En France, l’Index de l’égalité professionnelle (obligatoire dès 50 salariés) évalue la conformité des entreprises sur une échelle de 100 points. Toutefois, sa méthodologie exclut des pans majeurs de la rémunération globale comme les heures supplémentaires, les primes d’ancienneté, les indemnités de rupture ou l’intéressement. Un score élevé aujourd'hui ne garantit donc en rien la conformité de demain. Le projet de loi de transposition reconnaît d’ailleurs les limites de l’Index actuel, jugé trop global face à l’approche granulaire par « valeur égale » imposée par l’Europe. De plus, la volonté d'intégrer les compétences non techniques (soft skills) et les conditions de travail pour définir cette notion de valeur va complexifier le dialogue social, notamment pour les structures transnationales comme les Groupements Européens d’Intérêt Économique (GEIE).
L’Allemagne s’apprête à réformer en profondeur sa loi sur la transparence des rémunérations, bien qu’un retard par rapport à l’échéance initiale soit anticipé. Le cadre actuel, restreint aux structures de plus de 200 salariés, limite le droit d’accès à l’information à l'obtention du salaire médian statistique des pairs du sexe opposé. Or, la jurisprudence de la Cour fédérale du travail est stricte : tout salaire inférieur à cette médiane crée une présomption de discrimination. L’extension du dispositif va abaisser les seuils de reporting, ouvrir ce droit à l'information auprès de l'ensemble des employeurs et lever le cloisonnement par établissement.
À l’inverse, bien que l’Espagne n’ait pas encore arrêté les modalités définitives de sa transposition, le pays dispose déjà d’un arsenal réglementaire particulièrement mature. Le décret royal 902/2020 impose en effet à toutes les entreprises, sans condition de seuil, un registre salarial exhaustive détaillant tant le fixe que les avantages extra-salariaux (indemnités de transport, de logement ou de relocalisation). Dès 50 salariés, l’obligation se durcit avec la négociation d’un Plan d’égalité comprenant un audit de rémunération complet, rendu public et accessible à tous.

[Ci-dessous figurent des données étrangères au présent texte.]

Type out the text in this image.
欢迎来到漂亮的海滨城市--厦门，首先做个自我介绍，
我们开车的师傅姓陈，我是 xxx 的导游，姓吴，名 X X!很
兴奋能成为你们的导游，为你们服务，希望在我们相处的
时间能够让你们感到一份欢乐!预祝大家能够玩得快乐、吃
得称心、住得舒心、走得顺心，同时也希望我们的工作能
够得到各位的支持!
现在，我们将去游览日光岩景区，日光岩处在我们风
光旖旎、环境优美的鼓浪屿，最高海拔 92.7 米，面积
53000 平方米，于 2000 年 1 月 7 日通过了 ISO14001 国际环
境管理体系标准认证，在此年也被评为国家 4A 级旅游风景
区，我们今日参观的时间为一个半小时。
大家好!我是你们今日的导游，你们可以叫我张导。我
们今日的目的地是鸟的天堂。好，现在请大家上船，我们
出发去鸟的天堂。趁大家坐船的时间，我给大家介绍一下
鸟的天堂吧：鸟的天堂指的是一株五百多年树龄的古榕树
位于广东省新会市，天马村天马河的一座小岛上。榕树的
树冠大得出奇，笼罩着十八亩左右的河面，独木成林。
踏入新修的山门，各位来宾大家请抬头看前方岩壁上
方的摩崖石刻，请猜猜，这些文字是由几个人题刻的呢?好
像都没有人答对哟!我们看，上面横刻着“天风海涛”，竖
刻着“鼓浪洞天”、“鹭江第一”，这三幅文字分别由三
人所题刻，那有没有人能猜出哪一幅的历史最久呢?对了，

La Suède impose quant à elle des audits annuels à toutes les entreprises, avec une formalisation écrite obligatoire dès 10 salariés et une analyse ciblée de l’impact des congés parentaux. Le projet de loi national prévoit d'obliger les structures de plus de 100 salariés à déclarer au Médiateur pour l'égalité la part des collaborateurs augmentés pendant ou au retour de leur congé familial, dès lors qu'un écart inexpliqué d'au moins 5 % persiste après six mois. Paradoxalement, jugeant ce cadre européen trop lourd administrativement et déconnecté des réalités locales, le gouvernement suédois a annoncé vouloir négocier un report de l'échéance et un aménagement du texte.
Pour les organisations internationales, cette asymétrie réglementaire interdit toute politique de rémunération uniforme. Ce que le droit français écarte, la loi espagnole l’intègre ; ce que l’Allemagne agrège, l’Espagne exige de le ventiler. La stratégie la plus sûre — et la plus exigeante sur le plan opérationnel — consiste dès lors à s'aligner de manière proactive sur le standard le plus strict de l'ensemble des juridictions concernées.